Oreodaphne.
By John Henry Clarke — Der Neue Clarke – Eine Enzyklopädie für den homöopathischen Praktiker
Californica. Berglorbeer. Gewürzstrauch. Himmelsbalsam. N. O. Lauraceæ. Tinktur der Blätter.
Klinisches
Kopfschmerz, fronto-okzipital; okzipital
Charakteristika
Oreodaphne Cal. ist ein Baum, der bis zu hundert Fuß hoch wird. Wird er geprellt, so verströmt er einen starken würzigen Geruch, der Niesen hervorrufen kann. J. Murray Moore prüfte eine Tinktur der Blätter arzneilich an sich selbst und an Freunden und erzeugte einen ausgeprägten fronto-okzipitalen Kopfschmerz, < durch Bewegung, > durch Ruhe. Die Symptome waren heftiger, wenn die Tinktur olfaktorisch angewendet wurde, als wenn sie innerlich eingenommen wurde. Der Med. Cent. (zitiert in H. W., xx. 84) gibt die Charakteristika eines ihrer Kopfschmerzen so an: „Dumpfer Schmerz in den okzipitalen und zervikalen Regionen, bis zu den Scapulæ hinabziehend; großes Schweregefühl des Kopfes, mit ständigem Verlangen, den Kopf zu bewegen, was jedoch keine Erleichterung verschafft.“
2. Kopf
Verwirrung des Kopfes.
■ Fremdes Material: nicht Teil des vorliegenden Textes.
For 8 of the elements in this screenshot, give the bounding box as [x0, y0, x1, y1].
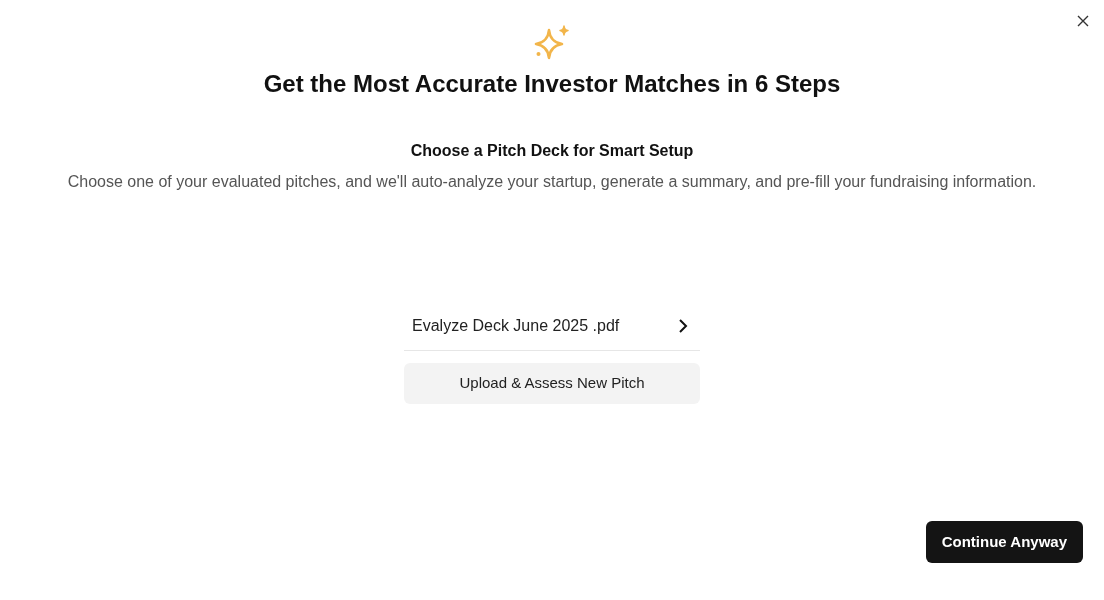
- close-icon: [1077, 15, 1089, 27]
- description-text: Choose one of your evaluated pitches, and we'll auto-analyze your startup, generate a summary, and pre-fill your fundraising information.: [66, 171, 1038, 192]
- chevron-right-icon: [678, 317, 688, 334]
- continue-button[interactable]: Continue Anyway: [925, 520, 1083, 563]
- section-heading: Choose a Pitch Deck for Smart Setup: [409, 140, 695, 161]
- upload-button[interactable]: Upload & Assess New Pitch: [404, 362, 700, 404]
- deck-item[interactable]: Evalyze Deck June 2025 .pdf: [404, 303, 700, 351]
- dialog-title: Get the Most Accurate Investor Matches in 6 Steps: [262, 70, 842, 99]
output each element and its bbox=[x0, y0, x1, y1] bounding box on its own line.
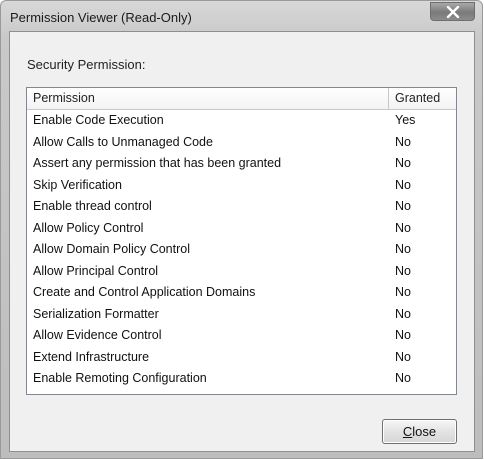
table-row[interactable]: Allow Evidence Control No bbox=[27, 325, 456, 347]
permission-cell: Allow Principal Control bbox=[33, 263, 159, 278]
dialog-client-area: Security Permission: Permission Granted … bbox=[9, 31, 475, 452]
granted-cell: No bbox=[395, 156, 411, 170]
granted-cell: No bbox=[395, 285, 411, 299]
window-title: Permission Viewer (Read-Only) bbox=[10, 10, 192, 25]
granted-cell: No bbox=[395, 306, 411, 321]
window-close-button[interactable] bbox=[430, 2, 475, 21]
permission-cell: Serialization Formatter bbox=[33, 306, 159, 321]
table-row[interactable]: Enable Code Execution Yes bbox=[27, 110, 456, 132]
table-row[interactable]: Create and Control Application Domains No bbox=[27, 282, 456, 304]
granted-cell: No bbox=[395, 263, 411, 278]
table-row[interactable]: Enable thread control No bbox=[27, 196, 456, 218]
permission-list[interactable]: Permission Granted Enable Code Execution… bbox=[26, 87, 457, 395]
granted-cell: No bbox=[395, 328, 411, 342]
granted-cell: No bbox=[395, 242, 411, 256]
permission-cell: Enable thread control bbox=[33, 199, 152, 213]
permission-viewer-window: Permission Viewer (Read-Only) Security P… bbox=[0, 0, 483, 459]
granted-cell: No bbox=[395, 349, 411, 364]
permission-cell: Assert any permission that has been gran… bbox=[33, 156, 282, 170]
security-permission-label: Security Permission: bbox=[27, 57, 146, 72]
list-header: Permission Granted bbox=[27, 88, 456, 110]
granted-cell: No bbox=[395, 220, 411, 235]
granted-cell: Yes bbox=[395, 113, 416, 127]
table-row[interactable]: Extend Infrastructure No bbox=[27, 347, 456, 369]
close-icon bbox=[446, 5, 459, 18]
permission-cell: Skip Verification bbox=[33, 177, 122, 192]
close-button[interactable]: Close bbox=[382, 419, 457, 444]
column-header-granted[interactable]: Granted bbox=[388, 88, 456, 109]
permission-cell: Allow Domain Policy Control bbox=[33, 242, 191, 256]
granted-cell: No bbox=[395, 371, 411, 385]
table-row[interactable]: Skip Verification No bbox=[27, 175, 456, 197]
table-row[interactable]: Allow Domain Policy Control No bbox=[27, 239, 456, 261]
permission-cell: Enable Remoting Configuration bbox=[33, 371, 207, 385]
table-row[interactable]: Enable Remoting Configuration No bbox=[27, 368, 456, 390]
title-bar[interactable]: Permission Viewer (Read-Only) bbox=[1, 1, 482, 31]
permission-cell: Create and Control Application Domains bbox=[33, 285, 256, 299]
table-row[interactable]: Allow Policy Control No bbox=[27, 218, 456, 240]
permission-cell: Allow Policy Control bbox=[33, 220, 144, 235]
permission-cell: Allow Evidence Control bbox=[33, 328, 162, 342]
permission-cell: Enable Code Execution bbox=[33, 113, 164, 127]
close-button-accelerator: C bbox=[402, 424, 413, 439]
column-header-permission[interactable]: Permission bbox=[27, 88, 388, 109]
table-row[interactable]: Allow Principal Control No bbox=[27, 261, 456, 283]
table-row[interactable]: Serialization Formatter No bbox=[27, 304, 456, 326]
list-rows: Enable Code Execution Yes Allow Calls to U… bbox=[27, 110, 456, 390]
granted-cell: No bbox=[395, 177, 411, 192]
permission-cell: Allow Calls to Unmanaged Code bbox=[33, 134, 213, 149]
permission-cell: Extend Infrastructure bbox=[33, 349, 150, 364]
table-row[interactable]: Allow Calls to Unmanaged Code No bbox=[27, 132, 456, 154]
table-row[interactable]: Assert any permission that has been gran… bbox=[27, 153, 456, 175]
granted-cell: No bbox=[395, 134, 411, 149]
granted-cell: No bbox=[395, 199, 411, 213]
close-button-label: lose bbox=[412, 424, 437, 439]
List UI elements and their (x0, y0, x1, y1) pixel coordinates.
Schwindel < beim Bücken und Umherbewegen; gefolgt von dumpfem, drückendem fronto-okzipitalem Kopfschmerz; > nach Nachtruhe. Inneres dumpfes Schmerzen mit Druck am inneren Winkel der Orbita, r. oder l. (bes. l.), niemals in beiden gleichzeitig, zieht durch das Gehirn und über die Kopfhaut zur Basis des Hinterhaupts; dauerte von 30 Minuten bis 7 Stunden; < durch Licht; Geräusch; Bewegung; > beim Schließen der Augen und durch vollkommene Ruhe.